En dépit de cette série de fuites, Lucie Charlebois persiste à croire que la problématique des fugues est mieux gérée qu’auparavant au Centre jeunesse de Laval. Selon ses dires, il y a eu « une nette amélioration » à ce chapitre depuis l’instauration du contrôle des sorties aux portes. Elle a expliqué que pour pouvoir s’absenter, un jeune doit désormais présenter un billet d’autorisation délivré par un intervenant.

Déjà partis

Mme Charlebois a indiqué que cette mesure n’a pas porté ses fruits dernièrement pour une raison fort simple. « Ceux qui sont partis étaient déjà en sortie, soit à l’école, soit dans leur famille, soit ailleurs. Ils ne se sont pas échappés du Centre jeunesse de Laval », a-t-elle précisé.

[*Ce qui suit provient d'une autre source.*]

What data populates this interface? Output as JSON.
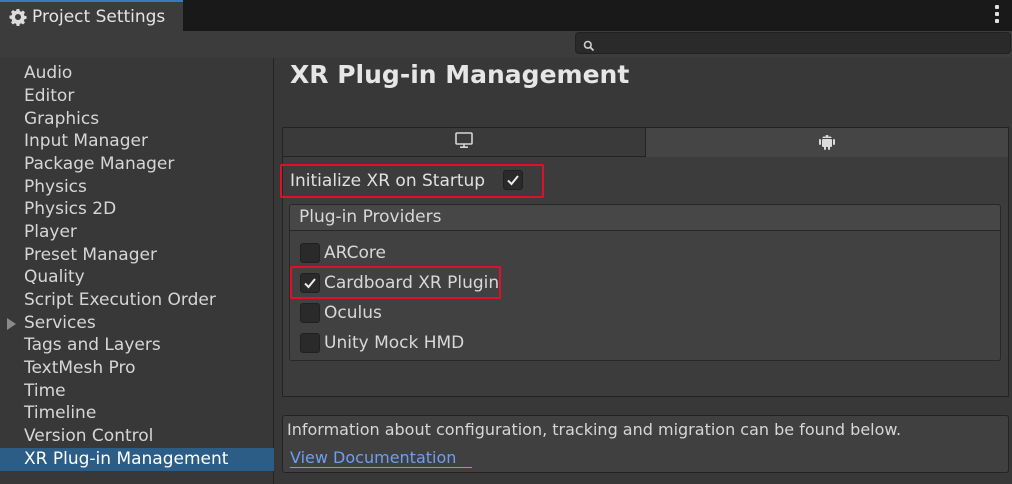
{
  "window": {
    "tab_title": "Project Settings",
    "tab_icon": "gear-icon"
  },
  "search": {
    "value": "",
    "icon": "search-icon"
  },
  "sidebar": {
    "items": [
      {
        "label": "Audio",
        "selected": false
      },
      {
        "label": "Editor",
        "selected": false
      },
      {
        "label": "Graphics",
        "selected": false
      },
      {
        "label": "Input Manager",
        "selected": false
      },
      {
        "label": "Package Manager",
        "selected": false
      },
      {
        "label": "Physics",
        "selected": false
      },
      {
        "label": "Physics 2D",
        "selected": false
      },
      {
        "label": "Player",
        "selected": false
      },
      {
        "label": "Preset Manager",
        "selected": false
      },
      {
        "label": "Quality",
        "selected": false
      },
      {
        "label": "Script Execution Order",
        "selected": false
      },
      {
        "label": "Services",
        "selected": false,
        "expandable": true
      },
      {
        "label": "Tags and Layers",
        "selected": false
      },
      {
        "label": "TextMesh Pro",
        "selected": false
      },
      {
        "label": "Time",
        "selected": false
      },
      {
        "label": "Timeline",
        "selected": false
      },
      {
        "label": "Version Control",
        "selected": false
      },
      {
        "label": "XR Plug-in Management",
        "selected": true
      }
    ]
  },
  "main": {
    "title": "XR Plug-in Management",
    "platform_tabs": [
      {
        "icon": "monitor-icon",
        "platform": "Standalone",
        "active": false
      },
      {
        "icon": "android-icon",
        "platform": "Android",
        "active": true
      }
    ],
    "init_xr": {
      "label": "Initialize XR on Startup",
      "checked": true
    },
    "providers": {
      "header": "Plug-in Providers",
      "items": [
        {
          "label": "ARCore",
          "checked": false
        },
        {
          "label": "Cardboard XR Plugin",
          "checked": true
        },
        {
          "label": "Oculus",
          "checked": false
        },
        {
          "label": "Unity Mock HMD",
          "checked": false
        }
      ]
    },
    "info": {
      "text": "Information about configuration, tracking and migration can be found below.",
      "link_label": "View Documentation"
    }
  },
  "colors": {
    "selection": "#2c5d87",
    "highlight_border": "#e0102a",
    "link": "#6c9ff0",
    "tab_accent": "#3a79bb"
  }
}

Après avoir brièvement traité des circonstances entourant les disparitions récentes des six jeunes, la ministre a lancé un message s’adressant directement aux deux d’entre eux qui manquent toujours à l’appel. « S’il vous plaît, revenez. Ne vous mettez pas à risque. Ça n’en vaut pas la peine », a-t-elle martelé.

Par la suite, elle a suggéré que les membres du personnel du Centre jeunesse de Laval seraient parfaitement à même de s’en occuper. « Ils sont dévoués. Ils ont à coeur de donner de bons services. Je ne veux pas avoir l’air d’une femme qui voit les choses en rose, mais je tiens juste à souligner leur travail parce qu’ils font vraiment une différence dans la vie des jeunes », a-t-elle conclu.